Ein fröhliches >>Huhu<< in die Runde! Ich bin Melanie und zweiundzwanzig Jahre jung. Zweiundzwanzig Jahre, in denen ich schon einiges von Gottes Liebe zu spüren bekommen habe. Zur Zeit stecke ich noch mit einem Fuß in der Ausbildung, aber ab September bin ich -hoffentlich- eine waschechte Ergotherapeutin und darf auf die Menschheit losgelassen werden. :) Neben der Ausbildung und dem nebenbei jobben schreibe ich ziemlich gern ziemlich viel - das ist auch der Grund, warum du ab jetzt immer mal etwas von mir zu lesen bekommen wirst ;)

3 Antworten

  1. Julius Buelow sagt:

    Dein erste Beispiel hat mich an deisen youtube video erinnert: http://www.youtube.com/watch?v=vQaPTL06OYo

    Für mich wäre es sicher Skydiving. Ich fänge an zu schwitzen nur wenn ich daran denke!

    Auch etwas absolut allein/neu zu machen–alle Familie, Freunde, und bisheriges Leben zu vergessen und einfach aus dem nichts irgendwo in der Welt zu aufbauen. Irgendwo wo ich alles von Anfang lernen muss und wo niemand kennt mich. Könnte ich erfolgreich sein–glücklich, stark im Glauben? Erschreckend und spannend gleichzeitig…

  2. Manuel sagt:

    Hey Melanie!

    Also mein LIMIT ist schon erreicht, wenn ich an einer Wand höher als 3 Meter klettern, Spinat essen oder zu einer beliebigen Dschungelprüfung antreten müsste. Das sind nur 3 Beispiele, aber ich bin diesbezüglich ein ziemlicher “Mola” (IBES-Dschungel-Deutsch für “Angsthase”)…

    Mein “Leben am Limit” sieht ungefähr so aus: http://www.youtube.com/watch?v=Ec8Wiv1qlwU :)

    Alles würde aber wahrscheinlich davon abhängen, WARUM ich an meine persönlichen Grenzen gehen oder sie überschreiten sollte. Um mir etwas zu beweisen? Um anderen etwas zu beweisen? Beides wären/sind für mich irgendwie keine überzeugenden Gründe.

    Deine Frage “Wie weit würdest DU für einen geliebten Menschen gehen?” hat mich daran erinnert, was Jesus mal gesagt hat: “Niemand hat größere Liebe als die, dass er sein Leben lässt für seine Freunde.” (Johannes 15,13). Ich war, Gott sei Dank, noch nicht in der Situation, wo ich mein Leben riskieren musste, um jemandem zu helfen. Und Jesus sagt das auch nicht zuerst, um uns verlegen zu machen, sondern um uns zu verdeutlichen, wie weit seine Liebe ging, um uns zu retten. Er gab sein Leben und bezahlte den Preis, damit wir für immer mit und bei Gott leben können und schenkt uns somit alles (Markus 10,45).

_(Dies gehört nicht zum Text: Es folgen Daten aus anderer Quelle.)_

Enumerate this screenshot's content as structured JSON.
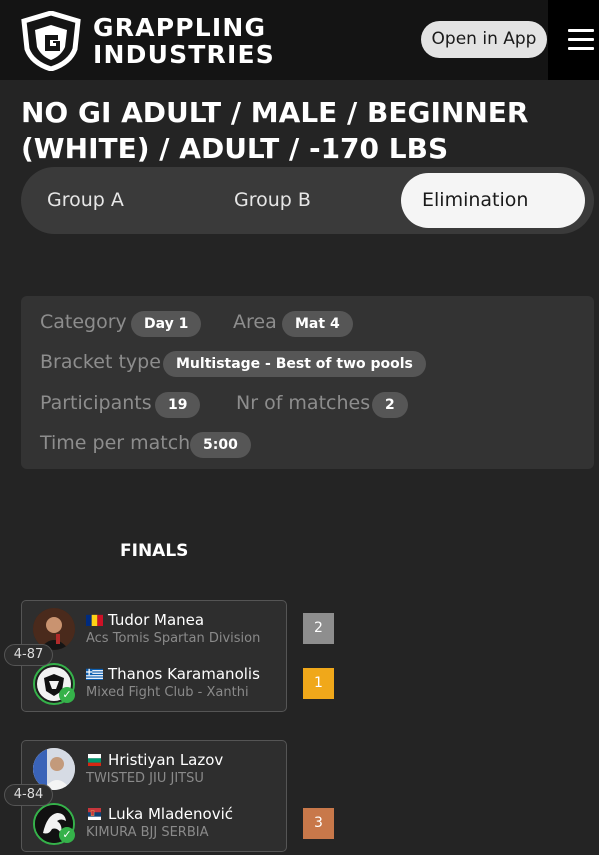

    Weil Jesus für uns an seine Grenzen ging, müssen wir das nicht tun, um vor Gott besser da zu stehen. Aber wir dürfen und sollen es tun, weil Gott uns gebrauchen will, anderen Menschen Gutes zu tun. Wenn ich dann 1. Johannes 3,18 (s.u.) lese, ist bei mir gewiss noch Luft nach oben. Aber meine Mitmenschen hätten sicher nichts dagegen, wenn ich FÜR SIE öfter meine “Komfort-Zone” verlassen und sie lieben würde – in ganz praktischen Taten, je nachdem was sie brauchen und ohne Angst, die Wahrheit auszusprechen… Dieses mutige “Leben am Limit” kann sich aber nur jeder selbst vornehmen.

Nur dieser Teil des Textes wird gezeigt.